1. The probability distribution of x is not normal.
2. The probability distribution of x is approximately normal with μ_x = 92 and σ_x = 35.36.    
3. The probability distribution of x is approximately normal with μ_x = 92 and σ_x = 25.00.
4. The probability distribution of x is approximately normal with μ_x = 92 and σ_x = 50.

What is the probability that x < 40? (Round your answer to four decimal places.)

(c) Repeat part (b) for n = 3 tests taken a week apart. (Round your answer to four decimal places.)

(d) Repeat part (b) for n = 5 tests taken a week apart. (Round your answer to four decimal places.)

(e) Compare your answers to parts (a), (b), (c), and (d).

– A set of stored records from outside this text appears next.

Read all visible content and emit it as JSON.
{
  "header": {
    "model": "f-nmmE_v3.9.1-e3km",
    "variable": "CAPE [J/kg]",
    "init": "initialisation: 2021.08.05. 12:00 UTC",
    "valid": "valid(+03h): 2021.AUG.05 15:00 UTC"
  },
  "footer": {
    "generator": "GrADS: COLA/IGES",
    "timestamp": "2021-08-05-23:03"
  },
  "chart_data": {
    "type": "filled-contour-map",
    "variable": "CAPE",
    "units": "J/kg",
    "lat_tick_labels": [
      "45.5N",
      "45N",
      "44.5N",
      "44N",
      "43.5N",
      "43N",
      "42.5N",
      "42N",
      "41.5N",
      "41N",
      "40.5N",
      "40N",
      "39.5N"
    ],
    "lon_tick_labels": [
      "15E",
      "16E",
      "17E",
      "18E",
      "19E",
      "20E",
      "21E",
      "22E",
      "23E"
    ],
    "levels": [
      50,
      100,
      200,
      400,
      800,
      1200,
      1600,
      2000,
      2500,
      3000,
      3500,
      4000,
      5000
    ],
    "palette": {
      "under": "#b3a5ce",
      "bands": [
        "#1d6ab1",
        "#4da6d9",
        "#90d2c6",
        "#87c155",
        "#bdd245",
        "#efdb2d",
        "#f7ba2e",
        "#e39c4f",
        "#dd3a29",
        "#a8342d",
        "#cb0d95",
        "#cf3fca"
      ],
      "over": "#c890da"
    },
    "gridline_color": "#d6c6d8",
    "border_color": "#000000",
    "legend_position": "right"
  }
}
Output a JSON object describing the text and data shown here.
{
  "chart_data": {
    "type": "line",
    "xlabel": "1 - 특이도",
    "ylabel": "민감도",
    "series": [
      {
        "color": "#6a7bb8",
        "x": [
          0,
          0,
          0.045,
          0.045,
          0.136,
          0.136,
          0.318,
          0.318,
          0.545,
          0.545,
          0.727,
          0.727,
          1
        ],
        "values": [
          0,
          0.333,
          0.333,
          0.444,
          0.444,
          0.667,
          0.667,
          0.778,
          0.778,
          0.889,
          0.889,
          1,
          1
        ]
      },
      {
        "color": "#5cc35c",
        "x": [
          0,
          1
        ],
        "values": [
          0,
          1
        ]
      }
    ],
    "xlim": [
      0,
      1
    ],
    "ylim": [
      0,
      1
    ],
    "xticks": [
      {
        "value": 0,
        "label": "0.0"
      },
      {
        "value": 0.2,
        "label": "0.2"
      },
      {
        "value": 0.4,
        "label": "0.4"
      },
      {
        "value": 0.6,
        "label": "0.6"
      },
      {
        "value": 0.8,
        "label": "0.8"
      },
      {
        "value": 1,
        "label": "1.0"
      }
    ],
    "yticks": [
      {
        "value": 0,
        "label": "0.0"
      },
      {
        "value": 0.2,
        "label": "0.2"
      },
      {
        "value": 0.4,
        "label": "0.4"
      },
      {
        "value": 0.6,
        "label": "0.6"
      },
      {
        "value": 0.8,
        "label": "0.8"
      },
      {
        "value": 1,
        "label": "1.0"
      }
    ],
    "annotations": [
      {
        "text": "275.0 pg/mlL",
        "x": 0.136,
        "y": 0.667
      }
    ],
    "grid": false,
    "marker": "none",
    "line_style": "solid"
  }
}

Did the probabilities decrease as n increased?

Explain what this might imply if you were a doctor or a nurse.

1. The more tests a patient completes, the stronger is the evidence for excess insulin.
2. The more tests a patient completes, the weaker is the evidence for lack of insulin.    
3. The more tests a patient completes, the stronger is the evidence for lack of insulin.
4. The more tests a patient completes, the weaker is the evidence for excess insulin.